There were several approaches discussed that could mitigate this:
-
Set the idempotency key after the job is pushed
If we check the presence of the key before we push, then set the key after pushing, there could be race conditions where we have duplicate jobs.
I think this may be fine though since it should be fine to have some duplication. Though we may have some jobs right now that expect deduplication to guarantee uniqueness (like
IssueRebalancingWorker
). These would have to be rewritten to use something likeGitlab::ExclusiveLease
within the worker.
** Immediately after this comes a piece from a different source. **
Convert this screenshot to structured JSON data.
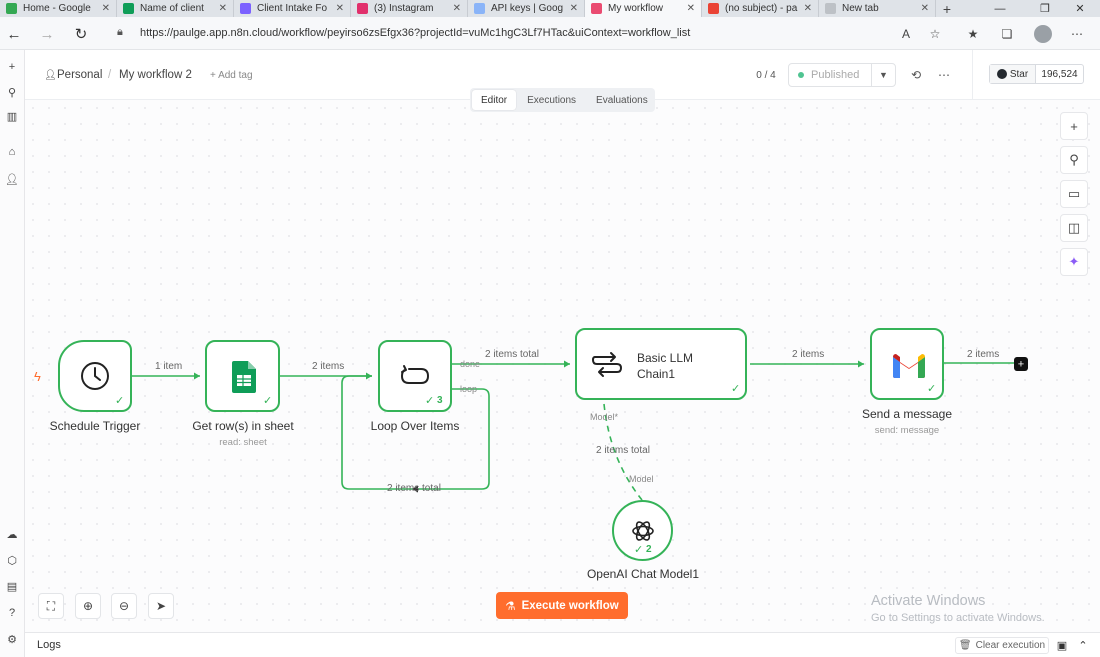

We already do this for several workers.As the Sidekiq Pro docs says:
Design your jobs so that uniqueness is considered best effort, not a 100% guarantee
This can be tricky to implement though since there's no hook that runs after push.
-
Lower the TTL by default
This is similar to above where uniqueness isn't guaranteed. But instead of a race condition, it happens when the TTL is reached. This could happen now anyway but 6 hours is very long so it is very unlikely.
We could lower it to something like 5 or 10 minutes since I think most jobs should complete by then anyway. Long-running jobs could set a higher TTL since this is configurable per worker anyway.
This one's much easier to implement. We just need to change the value of the constant.
-
Run a reaper process that cleans up orphaned keys
This is the approach
sidekiq-unique-jobs
takes but I think this could be expensive on the Redis side.